Monday, March 17, 2008

War Averted, People Still Dying

The above picture is from a rally held two weeks ago in Bogota in protest of paramilitary violence during the week when it seemed that Colombia and Venezuela were definitely going to go to war. This was a tacit anti-war, anti-Uribe protest. Since the rally where this picture was taken, four of the rally's organizers have been murdered by paramilitaries.

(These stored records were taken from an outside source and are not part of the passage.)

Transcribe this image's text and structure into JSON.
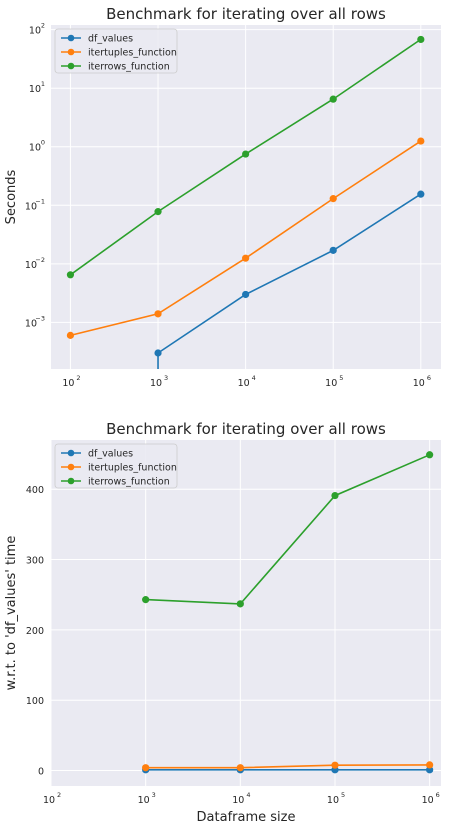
{
  "chart_data": [
    {
      "type": "line",
      "title": "Benchmark for iterating over all rows",
      "xlabel": "",
      "ylabel": "Seconds",
      "xscale": "log",
      "yscale": "log",
      "x_ticks": [
        {
          "base": "10",
          "exp": "2",
          "value": 100
        },
        {
          "base": "10",
          "exp": "3",
          "value": 1000
        },
        {
          "base": "10",
          "exp": "4",
          "value": 10000
        },
        {
          "base": "10",
          "exp": "5",
          "value": 100000
        },
        {
          "base": "10",
          "exp": "6",
          "value": 1000000
        }
      ],
      "y_ticks": [
        {
          "base": "10",
          "exp": "−3",
          "value": 0.001
        },
        {
          "base": "10",
          "exp": "−2",
          "value": 0.01
        },
        {
          "base": "10",
          "exp": "−1",
          "value": 0.1
        },
        {
          "base": "10",
          "exp": "0",
          "value": 1
        },
        {
          "base": "10",
          "exp": "1",
          "value": 10
        },
        {
          "base": "10",
          "exp": "2",
          "value": 100
        }
      ],
      "grid": true,
      "legend_position": "upper-left",
      "series": [
        {
          "name": "df_values",
          "color": "#1f77b4",
          "x": [
            100,
            1000,
            10000,
            100000,
            1000000
          ],
          "y": [
            null,
            0.0003,
            0.003,
            0.017,
            0.155
          ]
        },
        {
          "name": "itertuples_function",
          "color": "#ff7f0e",
          "x": [
            100,
            1000,
            10000,
            100000,
            1000000
          ],
          "y": [
            0.0006,
            0.0014,
            0.0125,
            0.13,
            1.25
          ]
        },
        {
          "name": "iterrows_function",
          "color": "#2ca02c",
          "x": [
            100,
            1000,
            10000,
            100000,
            1000000
          ],
          "y": [
            0.0065,
            0.078,
            0.75,
            6.5,
            68
          ]
        }
      ]
    },
    {
      "type": "line",
      "title": "Benchmark for iterating over all rows",
      "xlabel": "Dataframe size",
      "ylabel": "w.r.t. to 'df_values' time",
      "xscale": "log",
      "yscale": "linear",
      "x_ticks": [
        {
          "base": "10",
          "exp": "2",
          "value": 100
        },
        {
          "base": "10",
          "exp": "3",
          "value": 1000
        },
        {
          "base": "10",
          "exp": "4",
          "value": 10000
        },
        {
          "base": "10",
          "exp": "5",
          "value": 100000
        },
        {
          "base": "10",
          "exp": "6",
          "value": 1000000
        }
      ],
      "y_ticks": [
        {
          "label": "0",
          "value": 0
        },
        {
          "label": "100",
          "value": 100
        },
        {
          "label": "200",
          "value": 200
        },
        {
          "label": "300",
          "value": 300
        },
        {
          "label": "400",
          "value": 400
        }
      ],
      "grid": true,
      "legend_position": "upper-left",
      "series": [
        {
          "name": "df_values",
          "color": "#1f77b4",
          "x": [
            1000,
            10000,
            100000,
            1000000
          ],
          "y": [
            1,
            1,
            1,
            1
          ]
        },
        {
          "name": "itertuples_function",
          "color": "#ff7f0e",
          "x": [
            1000,
            10000,
            100000,
            1000000
          ],
          "y": [
            4,
            4,
            7.6,
            8
          ]
        },
        {
          "name": "iterrows_function",
          "color": "#2ca02c",
          "x": [
            1000,
            10000,
            100000,
            1000000
          ],
          "y": [
            243,
            237,
            391,
            449
          ]
        }
      ]
    }
  ]
}
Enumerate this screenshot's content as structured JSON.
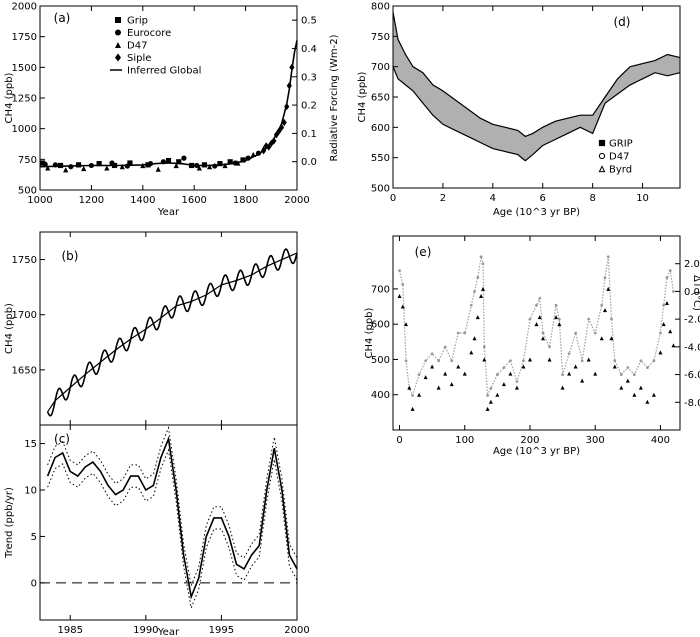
{
  "chart_data": [
    {
      "id": "a",
      "type": "scatter",
      "panel_label": "(a)",
      "xlabel": "Year",
      "ylabel": "CH4 (ppb)",
      "ylabel_right": "Radiative Forcing (Wm-2)",
      "xlim": [
        1000,
        2000
      ],
      "ylim": [
        500,
        2000
      ],
      "ylim_right": [
        -0.1,
        0.55
      ],
      "xticks": [
        1000,
        1200,
        1400,
        1600,
        1800,
        2000
      ],
      "yticks": [
        500,
        750,
        1000,
        1250,
        1500,
        1750,
        2000
      ],
      "yticks_right": [
        0.0,
        0.1,
        0.2,
        0.3,
        0.4,
        0.5
      ],
      "legend": [
        "Grip",
        "Eurocore",
        "D47",
        "Siple",
        "Inferred Global"
      ],
      "legend_position": "top-left",
      "series": [
        {
          "name": "Grip",
          "marker": "square",
          "x": [
            1010,
            1080,
            1150,
            1230,
            1290,
            1350,
            1420,
            1500,
            1540,
            1590,
            1640,
            1700,
            1740,
            1790
          ],
          "y": [
            720,
            700,
            705,
            715,
            700,
            720,
            705,
            740,
            730,
            700,
            705,
            715,
            730,
            745
          ]
        },
        {
          "name": "Eurocore",
          "marker": "circle",
          "x": [
            1020,
            1060,
            1120,
            1200,
            1280,
            1340,
            1430,
            1480,
            1560,
            1610,
            1680,
            1760,
            1810,
            1850
          ],
          "y": [
            710,
            705,
            690,
            700,
            720,
            695,
            715,
            730,
            760,
            700,
            695,
            720,
            760,
            800
          ]
        },
        {
          "name": "D47",
          "marker": "triangle",
          "x": [
            1030,
            1100,
            1170,
            1260,
            1320,
            1400,
            1460,
            1530,
            1620,
            1660,
            1720,
            1770,
            1830,
            1870
          ],
          "y": [
            680,
            665,
            675,
            680,
            690,
            700,
            670,
            700,
            680,
            690,
            700,
            720,
            790,
            840
          ]
        },
        {
          "name": "Siple",
          "marker": "diamond",
          "x": [
            1870,
            1880,
            1890,
            1900,
            1910,
            1920,
            1930,
            1940,
            1950,
            1960,
            1970,
            1980
          ],
          "y": [
            820,
            860,
            850,
            880,
            900,
            950,
            980,
            1010,
            1050,
            1180,
            1350,
            1500
          ]
        },
        {
          "name": "Inferred Global",
          "marker": "line",
          "x": [
            1000,
            1100,
            1200,
            1300,
            1400,
            1450,
            1500,
            1550,
            1600,
            1650,
            1700,
            1750,
            1800,
            1850,
            1880,
            1900,
            1920,
            1940,
            1960,
            1970,
            1980,
            1990,
            2000
          ],
          "y": [
            690,
            695,
            700,
            700,
            705,
            715,
            720,
            715,
            700,
            700,
            705,
            715,
            740,
            790,
            840,
            890,
            950,
            1040,
            1200,
            1320,
            1480,
            1620,
            1720
          ]
        }
      ]
    },
    {
      "id": "b",
      "type": "line",
      "panel_label": "(b)",
      "ylabel": "CH4 (ppb)",
      "xlim": [
        1983,
        2000
      ],
      "ylim": [
        1600,
        1775
      ],
      "yticks": [
        1650,
        1700,
        1750
      ],
      "series": [
        {
          "name": "",
          "x": [
            1983.5,
            1984,
            1985,
            1986,
            1987,
            1988,
            1989,
            1990,
            1991,
            1992,
            1993,
            1994,
            1995,
            1996,
            1997,
            1998,
            1999,
            2000
          ],
          "y": [
            1612,
            1622,
            1634,
            1646,
            1657,
            1668,
            1678,
            1687,
            1697,
            1708,
            1712,
            1718,
            1727,
            1731,
            1736,
            1744,
            1750,
            1756
          ],
          "seasonal_amplitude": 8
        }
      ]
    },
    {
      "id": "c",
      "type": "line",
      "panel_label": "(c)",
      "xlabel": "Year",
      "ylabel": "Trend (ppb/yr)",
      "xlim": [
        1983,
        2000
      ],
      "ylim": [
        -4,
        17
      ],
      "xticks": [
        1985,
        1990,
        1995,
        2000
      ],
      "yticks": [
        0,
        5,
        10,
        15
      ],
      "series": [
        {
          "name": "",
          "x": [
            1983.5,
            1984,
            1984.5,
            1985,
            1985.5,
            1986,
            1986.5,
            1987,
            1987.5,
            1988,
            1988.5,
            1989,
            1989.5,
            1990,
            1990.5,
            1991,
            1991.5,
            1992,
            1992.5,
            1993,
            1993.5,
            1994,
            1994.5,
            1995,
            1995.5,
            1996,
            1996.5,
            1997,
            1997.5,
            1998,
            1998.5,
            1999,
            1999.5,
            2000
          ],
          "y": [
            11.5,
            13.5,
            14,
            12,
            11.5,
            12.5,
            13,
            12,
            10.5,
            9.5,
            10,
            11.5,
            11.5,
            10,
            10.5,
            13.5,
            15.5,
            10,
            3,
            -1.5,
            0.5,
            5,
            7,
            7,
            5,
            2,
            1.5,
            3,
            4,
            10,
            14.5,
            10,
            3,
            1.5
          ]
        }
      ],
      "zero_line": true
    },
    {
      "id": "d",
      "type": "line",
      "panel_label": "(d)",
      "xlabel": "Age (10^3 yr BP)",
      "ylabel": "CH4 (ppb)",
      "xlim": [
        0,
        11.5
      ],
      "ylim": [
        500,
        800
      ],
      "xticks": [
        0,
        2,
        4,
        6,
        8,
        10
      ],
      "yticks": [
        500,
        550,
        600,
        650,
        700,
        750,
        800
      ],
      "legend": [
        "GRIP",
        "D47",
        "Byrd"
      ],
      "legend_position": "right",
      "series": [
        {
          "name": "GRIP",
          "x": [
            0,
            0.2,
            0.5,
            0.8,
            1.2,
            1.6,
            2,
            2.5,
            3,
            3.5,
            4,
            4.5,
            5,
            5.3,
            5.6,
            6,
            6.5,
            7,
            7.5,
            8,
            8.5,
            9,
            9.5,
            10,
            10.5,
            11,
            11.5
          ],
          "y": [
            790,
            745,
            720,
            700,
            690,
            670,
            660,
            645,
            630,
            615,
            605,
            600,
            595,
            585,
            590,
            600,
            610,
            615,
            620,
            620,
            650,
            680,
            700,
            705,
            710,
            720,
            715
          ]
        },
        {
          "name": "D47",
          "x": [
            0,
            0.2,
            0.5,
            0.8,
            1.2,
            1.6,
            2,
            2.5,
            3,
            3.5,
            4,
            4.5,
            5,
            5.3,
            5.6,
            6,
            6.5,
            7,
            7.5,
            8,
            8.5,
            9,
            9.5,
            10,
            10.5,
            11,
            11.5
          ],
          "y": [
            700,
            680,
            670,
            660,
            640,
            620,
            605,
            595,
            585,
            575,
            565,
            560,
            555,
            545,
            555,
            570,
            580,
            590,
            600,
            590,
            640,
            655,
            670,
            680,
            690,
            685,
            690
          ]
        }
      ]
    },
    {
      "id": "e",
      "type": "scatter",
      "panel_label": "(e)",
      "xlabel": "Age (10^3 yr BP)",
      "ylabel": "CH4 (ppb)",
      "ylabel_right": "ΔT (°C)",
      "xlim": [
        -10,
        430
      ],
      "ylim": [
        300,
        850
      ],
      "ylim_right": [
        -10,
        4
      ],
      "xticks": [
        0,
        100,
        200,
        300,
        400
      ],
      "yticks": [
        400,
        500,
        600,
        700
      ],
      "yticks_right": [
        2.0,
        0.0,
        -2.0,
        -4.0,
        -6.0,
        -8.0
      ],
      "series": [
        {
          "name": "CH4",
          "marker": "triangle",
          "x": [
            0,
            5,
            10,
            15,
            20,
            30,
            40,
            50,
            60,
            70,
            80,
            90,
            100,
            110,
            115,
            120,
            125,
            128,
            130,
            135,
            140,
            150,
            160,
            170,
            180,
            190,
            200,
            210,
            215,
            220,
            230,
            240,
            245,
            250,
            260,
            270,
            280,
            290,
            300,
            310,
            315,
            320,
            325,
            330,
            340,
            350,
            360,
            370,
            380,
            390,
            400,
            405,
            410,
            415,
            420
          ],
          "y": [
            680,
            650,
            600,
            420,
            360,
            400,
            450,
            480,
            420,
            460,
            430,
            480,
            460,
            520,
            560,
            620,
            680,
            700,
            500,
            360,
            380,
            400,
            430,
            460,
            420,
            480,
            500,
            600,
            620,
            560,
            500,
            620,
            600,
            420,
            460,
            480,
            440,
            500,
            460,
            560,
            640,
            700,
            560,
            480,
            420,
            440,
            400,
            420,
            380,
            400,
            520,
            600,
            660,
            580,
            540
          ]
        },
        {
          "name": "ΔT",
          "marker": "dot",
          "x": [
            0,
            5,
            10,
            15,
            20,
            30,
            40,
            50,
            60,
            70,
            80,
            90,
            100,
            110,
            115,
            120,
            125,
            128,
            130,
            135,
            140,
            150,
            160,
            170,
            180,
            190,
            200,
            210,
            215,
            220,
            230,
            240,
            245,
            250,
            260,
            270,
            280,
            290,
            300,
            310,
            315,
            320,
            325,
            330,
            340,
            350,
            360,
            370,
            380,
            390,
            400,
            405,
            410,
            415,
            420
          ],
          "y": [
            1.5,
            0.5,
            -5,
            -7,
            -7.5,
            -6,
            -5,
            -4.5,
            -5,
            -4,
            -5,
            -3,
            -3,
            -1,
            0,
            1,
            2.5,
            2,
            -4,
            -7.5,
            -7,
            -6,
            -5.5,
            -5,
            -6.5,
            -5,
            -2,
            -1,
            -0.5,
            -3,
            -4,
            -1,
            -2,
            -6,
            -4.5,
            -3,
            -5,
            -2,
            -3,
            -1,
            1,
            2.5,
            -2,
            -5,
            -6,
            -5.5,
            -6,
            -5,
            -5.5,
            -5,
            -3,
            -1,
            1,
            1.5,
            0
          ]
        }
      ]
    }
  ]
}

In a previous post, I briefly explained the on-going Chavez/Uribe conflict. Since I wrote that post, many things have happened: the Colombian military bombed the Ecuador-Colombia border to kill a FARC leader encamped there, Chavez denounced this bombing as a violation of Ecuador's sovereignty, Colombia was on the brink of war with Venzuela and Ecuador, and then all parties retreated from their war-mongering and decided that no one has the resources or the energy to fight a war, at least for now. What was curiously absent from the coverage of the Colombia-Ecuador-Venezuela conflict was any mention of the huge role that paramilitary violence plays in the narco-trafficking/guerilla situation in Colombia, how paramilitarism perpetuates violence and guerilla terrorism. In Colombia, the paramilitary purports to combat the FARC. Paramilitaries are often ex-servicemen from the legit military that act as the government's covert anti-terrorism arm but they have more leeway for violence–they kidnap, torture, and murder the opposition (which includes non-FARC affiliated leftists, journalists, and civilians) without being held accountable because they are not officially connected to the state, only secretly sanctioned and supported by the state. The paramilitary is partially funded and armed by the government (therefore indirectly by the American government) and by various wealthy right wing Colombians.

Paramilitarism is not a uniquely Colombian problem, it's a Latin American problem: paramilitarism arises as a reactionary force against guerilla activity (which tends to be Marxist in flavor). Alberto Fujimori, ex-president of Peru has recently been extradited back to Peru from Japan on charges that he used paramilitary death squads during the 1990's to crush Marxist guerilla groups, the Shining Path and Tupac Amaru. The left in Colombia argues that paramilitary violence is just as bad as guerilla violence, that in fact paramilitaries often mask their crimes as guerilla crimes. In the great morass that constitutes the constant Colombian civil war, the paramilitary has played the role of blurring the boundaries between right wing Catholic ideology, state-sponsored terror, and narco-trafficking by partaking in all three and playing one side against the other. The left in Colombia recognizes that there can be no peace until not only the FARC and narco-trafficking is eradicated but until the paramilitaries are eradicated, yet the Colombian government and the media can barely admit that the paramilitary exists.